Whether you’re the brand manager at a Fortune 100 brand or the marketing director/everything else at a startup, setting up a solid affiliate program can open a revenue avenue without much of the hassle usually associated with setting up new marketing initiatives.
1. Affiliate systems are quick and easy to manage
An affiliate marketing program is a lot of work, and in most situations there’s a lot of competition so you’re not going to be bringing in money immediately. Business owners and entrepreneurs suppose that all you need do is setup a site and choose an affiliate to associate with and then just let it run its course. But according to Three Ladders Marketing, only 0.6% of affiliate marketers surveyed have been in the game since 2013. That means that affiliate marketing takes time and effort to build and make money.

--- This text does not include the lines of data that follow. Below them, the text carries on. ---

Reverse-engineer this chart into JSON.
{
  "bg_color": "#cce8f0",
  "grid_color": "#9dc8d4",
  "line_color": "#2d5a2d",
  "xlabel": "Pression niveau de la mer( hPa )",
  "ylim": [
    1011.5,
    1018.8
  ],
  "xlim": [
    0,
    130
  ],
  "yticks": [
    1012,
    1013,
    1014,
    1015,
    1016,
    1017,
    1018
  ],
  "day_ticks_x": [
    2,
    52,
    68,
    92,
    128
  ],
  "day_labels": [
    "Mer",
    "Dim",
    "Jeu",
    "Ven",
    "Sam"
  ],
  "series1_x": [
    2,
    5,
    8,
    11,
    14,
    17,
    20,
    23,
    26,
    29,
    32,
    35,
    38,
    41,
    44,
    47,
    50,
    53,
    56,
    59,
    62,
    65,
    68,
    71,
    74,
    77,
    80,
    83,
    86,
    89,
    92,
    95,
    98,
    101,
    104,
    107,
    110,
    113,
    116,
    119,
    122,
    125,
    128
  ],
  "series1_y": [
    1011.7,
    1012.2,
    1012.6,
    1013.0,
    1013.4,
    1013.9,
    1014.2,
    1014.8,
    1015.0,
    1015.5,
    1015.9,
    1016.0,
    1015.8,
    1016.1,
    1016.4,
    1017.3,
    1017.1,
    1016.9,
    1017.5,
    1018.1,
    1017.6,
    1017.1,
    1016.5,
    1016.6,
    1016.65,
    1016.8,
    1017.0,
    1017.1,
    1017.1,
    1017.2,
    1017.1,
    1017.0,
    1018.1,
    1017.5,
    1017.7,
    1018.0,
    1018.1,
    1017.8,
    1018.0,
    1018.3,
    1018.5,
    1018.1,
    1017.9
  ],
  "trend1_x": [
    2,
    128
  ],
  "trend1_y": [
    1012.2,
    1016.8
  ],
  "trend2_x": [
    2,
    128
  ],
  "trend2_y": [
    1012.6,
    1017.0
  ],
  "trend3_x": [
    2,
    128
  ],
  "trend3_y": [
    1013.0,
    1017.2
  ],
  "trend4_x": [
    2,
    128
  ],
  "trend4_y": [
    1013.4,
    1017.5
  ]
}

The affiliate marketing business relies on fostering relationships. You foster these relationships by:
*Bringing the right partners into your program
*Seeking out better and more efficient partnerships
*Updating your content regularly to keep things new and fresh.
An affiliate program is only going to help bring traffic to your website or business; you are in charge of turning that traffic into conversions.

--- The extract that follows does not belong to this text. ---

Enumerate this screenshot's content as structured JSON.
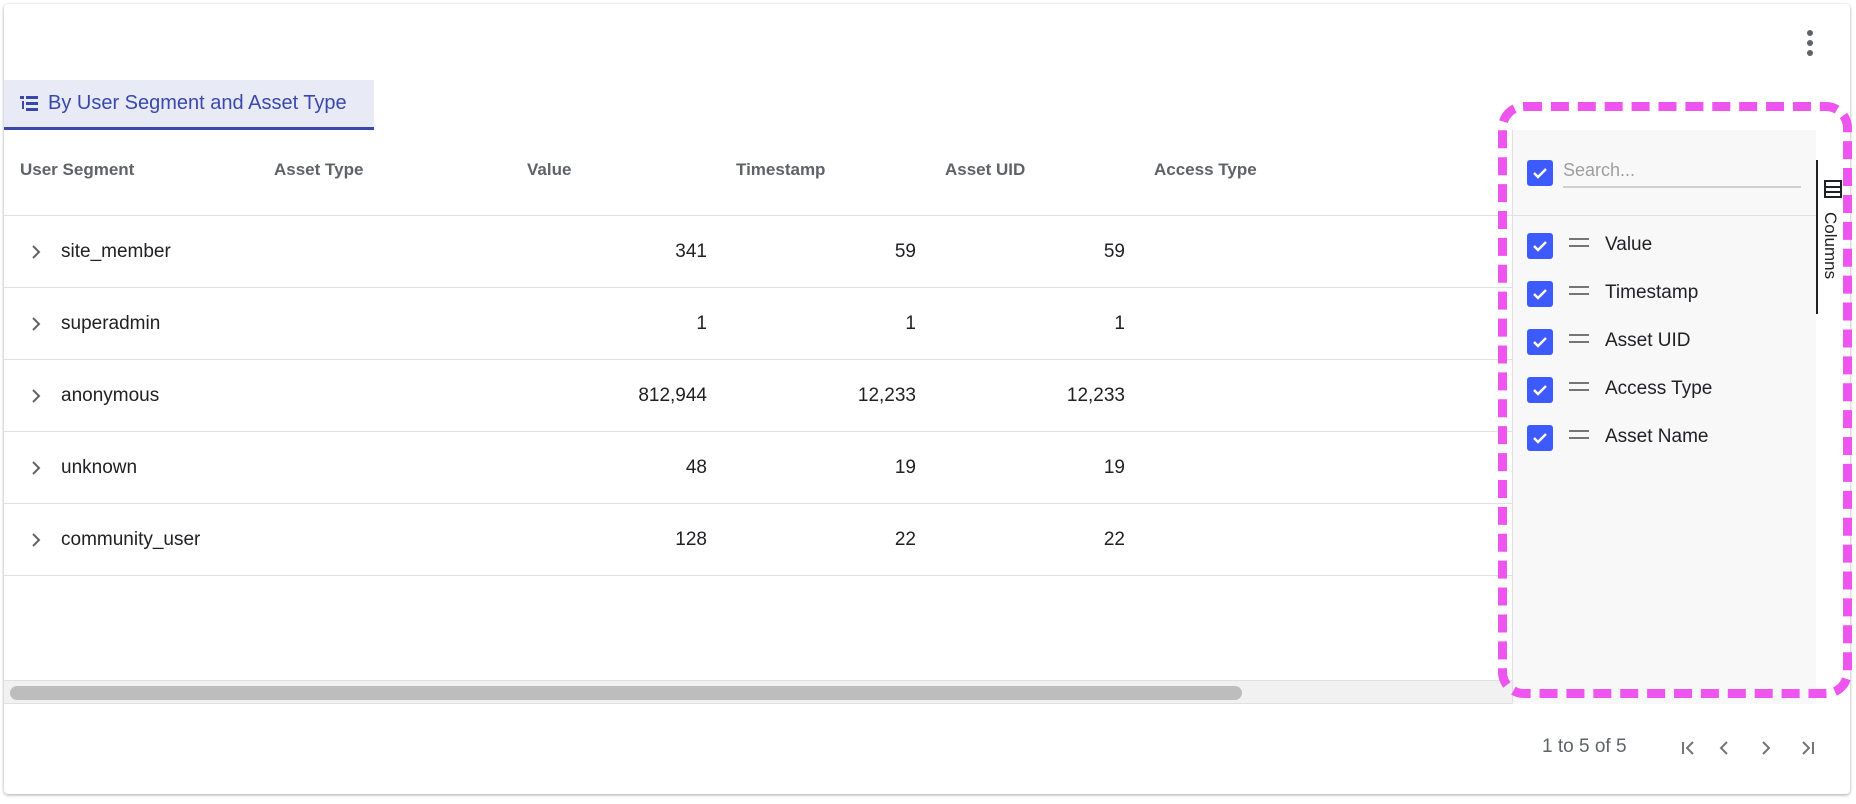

2. You need to work in a very popular and lucrative niche to make affiliate marketing work for your business.
A lot of companies do not even bother trying an affiliate marketing program because they think their market is too little. Some companies will try and break into bigger niches even if they don’t have any interest in the market niche.

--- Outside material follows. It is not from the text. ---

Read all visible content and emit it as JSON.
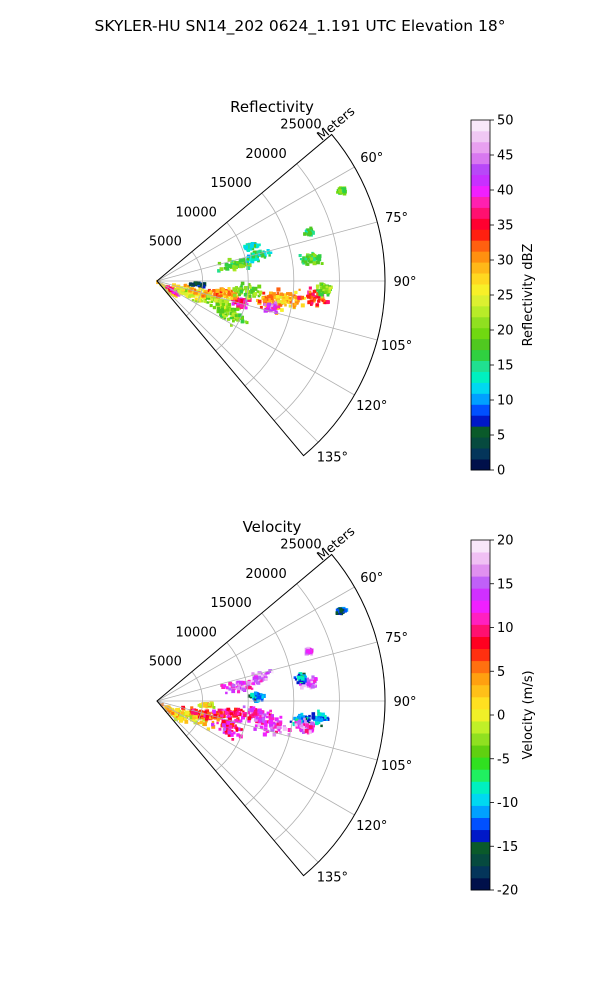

It is true that popular niches do better with affiliate marketing, but that doesn’t mean you do not have a chance at success. Stay in line with the goals and mission statement of your company and find affiliates who understand the relevance of working in a market where you are comfortable.
3. Affiliate marketing is a strategy of yesterday
Due to Google’s new algorithms for SEO, link building is becoming outdated which can discourage affiliate activity. Even if this is the case, there are many new ways to use SEO and build your brand.
You might come across a couple of link problems with Google if you are not managing your program, but for the most part the entire notion of affiliate marketing still makes sense to Google –it offers another relevant and related resource to consumers.
4. Success in affiliate marketing comes from getting your product on as many sites as possible
The best way to think about affiliate marketing is quality over quantity. There are a lot of small websites that will promote your product, but the key is finding a small number of partners that will deliver conversions. For example, an equity management services firm has over 20,000 affiliates in its system, but only about 25 affiliates generate 85 percent of revenue.
The real deliverables will be dependent on locating the right affiliates, big or small, which drive results. According to the same study done by Three Ladders Marketing, the most traffic for affiliates were driven by SEO, 79% and social media, 60%.
Although studies show that affiliate marketing isn’t easy, as you remember to foster relationships, focus on your niche, focus on a few key affiliates, and create a system that generates performance for both the advertiser and the affiliate you can drive profit and conversions for your small business.
There are caution flags, however when it comes to affiliate marketing. In a piece late last year, Affiliate Theft Could Be Costing You Millions, Forbes contributor Jabez LeBret wrote of unscrupulous affiliate marketers’ tactics which cost brands and businesses millions of dollars every year.
LeBret adds that affiliate theft”…could be preventing you (brands/businesses) from beating profit expectations while making it difficult for you to properly allocate your marketing budget to programs that are working.